Amy Cooney gave evidence today at the hearing into the collapse of The Iconic Bar on Manchester St, which killed her brother Jaime Gilbert.
The siblings were both working at the bar on February 22. Mr Gilbert, 22, a barman and father of two, had only begun working full time at the bar the day before. The pair tried to flee the bar as the violent quake struck but were trapped by falling debris outside the building.
Ms Cooney was knocked out, but when she came to she was holding her brother's hand as they lay trapped. Rescuers eventually managed to drag the pair out of the rubble and Mr Gilbert was rushed to Christchurch Hospital but could not be revived and was soon pronounced dead.
Ms Cooney had been deeply concerned about the safety of the building following the 2010 earthquakes - particularly in the upstairs corner where her office had been situated.
"I just assumed that [in another quake] that corner would fall in and there would be a domino effect throughout the rest of the building. I felt it would just implode. And that end corner did fall. If I had been in my office I would be dead too."

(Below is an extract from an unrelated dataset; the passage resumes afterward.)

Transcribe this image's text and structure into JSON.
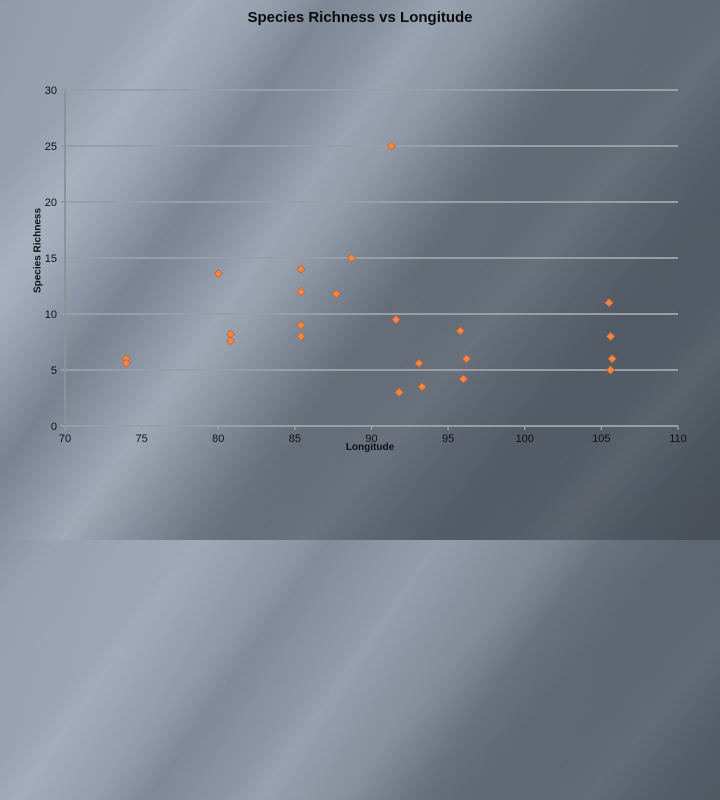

Speaking to The Star today, Ms Cooney said she was hoping the inquiry would provide her with some closure. But most of the evidence had not done that.
"There are questions that I would like answered, but it seems to be no-one wants to stand up and have any blame put onto them. We're not looking to put blame on anybody we just want to see how the process could be improved for the future."
"No one is even willing to say how they could have done things better in hindsight, but everything can be improved in hindsight. It has been a long and gruelling day. If anything it's opened up more questions. Sometimes I doubt I'll get the answers, but it has to be done."
The building was green stickered after the September earthquake but was red stickered after the Boxing Day aftershock, when an inspection showed the east gable wall was badly damaged.
Repair works were completed on the building and engineer Simon Gifford signed off a certificate which confirmed the structural integrity of the building. The city council then allowed the building to re-open.
But Ms Cooney felt the remedial works done on the building after the Boxing Day earthquake were unsatisfactory. She thought the repairs may have been done in a rush to re-open the bar for New Year's Eve.
"I do fear that. I just hope getting money wasn't more important than someone's life."
Engineer Mark Ryburn, who visited the building on February 9 for a city council re-inspection, also had concerns about the remedial work. He wrote a note asking city council engineer Neville Higgs to"view and make a decision"about the repairs.
But the concerns raised by Mr Ryburn were never addressed. On the morning of February 22 Mr Higgs closed the file on the Iconic Bar based on the certificate signed by Mr Gifford.
A few hours after the file was closed the quake struck and the building collapsed.